To ensure that as much natural melatonin as possible is produced a person should get at least half to one hour of bright sunlight to their eyes each day (not behind sunglasses). Melatonin can be used as a supplement but care should be taken to ensure that the minimum effective dosage is maintained, e.g., 1-3mg, but no more than 5mg per day taken before going to bed. The effect of melatonin follows a bell-shape i.e., neither low nor high doses are as effective as maximum physiological doses. It has been shown that excess can be as ineffective as not enough, therefore, careful dosing is important.

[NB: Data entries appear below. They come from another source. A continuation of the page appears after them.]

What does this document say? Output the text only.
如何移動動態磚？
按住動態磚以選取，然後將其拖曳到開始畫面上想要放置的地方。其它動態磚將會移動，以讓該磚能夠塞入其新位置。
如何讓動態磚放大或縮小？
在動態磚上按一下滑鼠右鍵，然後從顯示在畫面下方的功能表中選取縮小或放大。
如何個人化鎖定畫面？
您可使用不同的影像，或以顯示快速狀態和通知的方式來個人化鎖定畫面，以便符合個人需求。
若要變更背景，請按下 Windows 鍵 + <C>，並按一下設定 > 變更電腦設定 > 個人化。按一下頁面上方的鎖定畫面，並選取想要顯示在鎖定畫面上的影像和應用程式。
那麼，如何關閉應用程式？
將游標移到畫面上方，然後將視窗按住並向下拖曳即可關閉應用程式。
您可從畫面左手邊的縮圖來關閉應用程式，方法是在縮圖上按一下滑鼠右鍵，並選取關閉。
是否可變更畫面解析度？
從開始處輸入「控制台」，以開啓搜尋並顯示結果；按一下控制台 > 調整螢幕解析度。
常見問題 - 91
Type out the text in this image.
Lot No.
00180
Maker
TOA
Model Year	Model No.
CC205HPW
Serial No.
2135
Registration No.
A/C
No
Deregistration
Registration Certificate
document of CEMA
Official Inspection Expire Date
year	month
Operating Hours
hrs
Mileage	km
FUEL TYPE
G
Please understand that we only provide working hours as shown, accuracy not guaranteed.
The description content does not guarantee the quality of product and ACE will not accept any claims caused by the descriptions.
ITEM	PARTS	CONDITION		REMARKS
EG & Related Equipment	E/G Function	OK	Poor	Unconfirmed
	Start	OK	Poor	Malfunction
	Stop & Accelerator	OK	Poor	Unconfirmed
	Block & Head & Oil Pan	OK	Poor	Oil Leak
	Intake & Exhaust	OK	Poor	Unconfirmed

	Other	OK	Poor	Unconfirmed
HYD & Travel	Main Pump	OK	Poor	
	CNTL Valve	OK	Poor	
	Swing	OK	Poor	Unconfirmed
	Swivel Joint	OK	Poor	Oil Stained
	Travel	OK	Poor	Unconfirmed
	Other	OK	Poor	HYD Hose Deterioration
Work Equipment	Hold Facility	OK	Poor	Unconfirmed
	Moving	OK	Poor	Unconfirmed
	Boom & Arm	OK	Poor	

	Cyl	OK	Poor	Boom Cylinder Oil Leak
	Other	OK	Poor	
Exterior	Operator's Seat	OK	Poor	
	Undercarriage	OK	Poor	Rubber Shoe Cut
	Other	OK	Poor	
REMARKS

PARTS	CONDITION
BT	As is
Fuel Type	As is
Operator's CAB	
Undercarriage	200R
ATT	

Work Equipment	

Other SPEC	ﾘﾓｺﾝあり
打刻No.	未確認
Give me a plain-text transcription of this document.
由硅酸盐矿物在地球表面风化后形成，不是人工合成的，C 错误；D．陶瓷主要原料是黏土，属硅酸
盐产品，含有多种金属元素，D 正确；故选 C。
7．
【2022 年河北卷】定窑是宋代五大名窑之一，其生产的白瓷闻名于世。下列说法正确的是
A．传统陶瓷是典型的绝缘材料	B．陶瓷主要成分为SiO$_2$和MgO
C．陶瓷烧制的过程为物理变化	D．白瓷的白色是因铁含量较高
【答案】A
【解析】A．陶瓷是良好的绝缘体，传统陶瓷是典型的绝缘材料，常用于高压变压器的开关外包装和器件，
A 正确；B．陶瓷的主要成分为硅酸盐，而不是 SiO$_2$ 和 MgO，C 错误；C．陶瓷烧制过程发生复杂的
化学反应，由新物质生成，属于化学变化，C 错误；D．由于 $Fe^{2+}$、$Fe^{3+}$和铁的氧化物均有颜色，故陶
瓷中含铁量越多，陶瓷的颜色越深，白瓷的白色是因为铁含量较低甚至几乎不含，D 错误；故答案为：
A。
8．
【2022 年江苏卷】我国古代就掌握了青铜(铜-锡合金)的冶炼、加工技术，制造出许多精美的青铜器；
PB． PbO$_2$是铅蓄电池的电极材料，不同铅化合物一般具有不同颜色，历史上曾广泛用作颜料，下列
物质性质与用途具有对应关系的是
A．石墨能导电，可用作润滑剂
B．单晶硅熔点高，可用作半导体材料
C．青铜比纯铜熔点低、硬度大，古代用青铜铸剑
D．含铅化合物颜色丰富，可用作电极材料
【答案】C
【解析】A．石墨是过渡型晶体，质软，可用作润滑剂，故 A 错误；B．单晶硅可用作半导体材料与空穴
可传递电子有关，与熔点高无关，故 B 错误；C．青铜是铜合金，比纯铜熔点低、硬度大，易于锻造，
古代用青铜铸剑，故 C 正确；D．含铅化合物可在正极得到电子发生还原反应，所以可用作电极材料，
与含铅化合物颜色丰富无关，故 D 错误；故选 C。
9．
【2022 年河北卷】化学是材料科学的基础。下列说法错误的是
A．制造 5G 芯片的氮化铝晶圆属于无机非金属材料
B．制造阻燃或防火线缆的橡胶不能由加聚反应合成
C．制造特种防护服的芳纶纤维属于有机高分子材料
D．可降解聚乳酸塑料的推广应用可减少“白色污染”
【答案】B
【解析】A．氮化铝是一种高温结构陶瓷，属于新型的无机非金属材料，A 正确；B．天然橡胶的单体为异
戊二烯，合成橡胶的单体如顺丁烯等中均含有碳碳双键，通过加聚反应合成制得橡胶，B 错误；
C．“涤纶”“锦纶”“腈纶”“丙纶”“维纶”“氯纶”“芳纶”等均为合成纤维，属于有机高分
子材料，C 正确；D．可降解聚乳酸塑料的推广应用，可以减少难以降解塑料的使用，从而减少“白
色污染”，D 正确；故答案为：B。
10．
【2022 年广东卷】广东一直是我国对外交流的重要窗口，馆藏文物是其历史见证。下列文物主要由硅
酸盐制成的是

Melatonin is beneficial for most solid tumours but should not be used by people with depressive disorders, epilepsy, children, adults under 35 years of age, people with lymphoid cancers, multiple sclerosis, thyroiditis, rheumatoid arthritis and any other auto immune diseases.
Controlled Frequency of Eating or Diurnal Fasting
Another method of increasing the amount of natural melatonin produced is to restrict calorie intake by using a protocol known as Controlled Frequency of Eating or Di-urnal Fasting. This procedure relies on having very low calorie intake plus high fibre for 18 hours each day and obtaining the necessary caloric intake for energy expenditure in the remaining 6 hours. e.g. Breakfast/Lunch at 12:00 noon and Dinner by 6:00 pm and then nothing but low calorie intake such as vegetable juice etc. until 12:00 noon the next day. Alternatively have breakfast and midday lunch while the evening ‘meal’ is low calorie, high fibre eg., fruit and salad in moderation.
This regime activates the adrenals to produce cortico-steroids and DHEA that have anti-tumour effects coupled with stimulation of the production of melatonin in the gastro-intestinal tract via the enterochromaffin cells during ‘fasting’. The effects appear also to contribute to anti-angiogenesis i.e., help to stop the tumour from creating its own blood supply necessary for it to keep growing once it has reached a size of about 1 millimetre or 1 million cells. This growth restriction together with the apoptotic effect provided by the melatonin should favour tumour regression. It is important not to supplement with melatonin on top of the controlled frequency of eating regime as the effective dosage of melatonin could be exceeded.
Additional interesting information to come out of the discussion on controlled frequency of eating was that whereas some current dietary recommendations are that you should eat on demand or “graze”, this was not in the interests of maximising anti-tumour measures. This may also contribute to obesity because energy is being obtained constantly from food and not from consumption of energy stored e.g., as fat in the body. Perhaps the current concerns about the levels of juvenile obesity could be attributed to over-feeding babies during the suckling period when biochemical imprinting occurs to predispose to leanness or obesity. Research supports this hypothesis.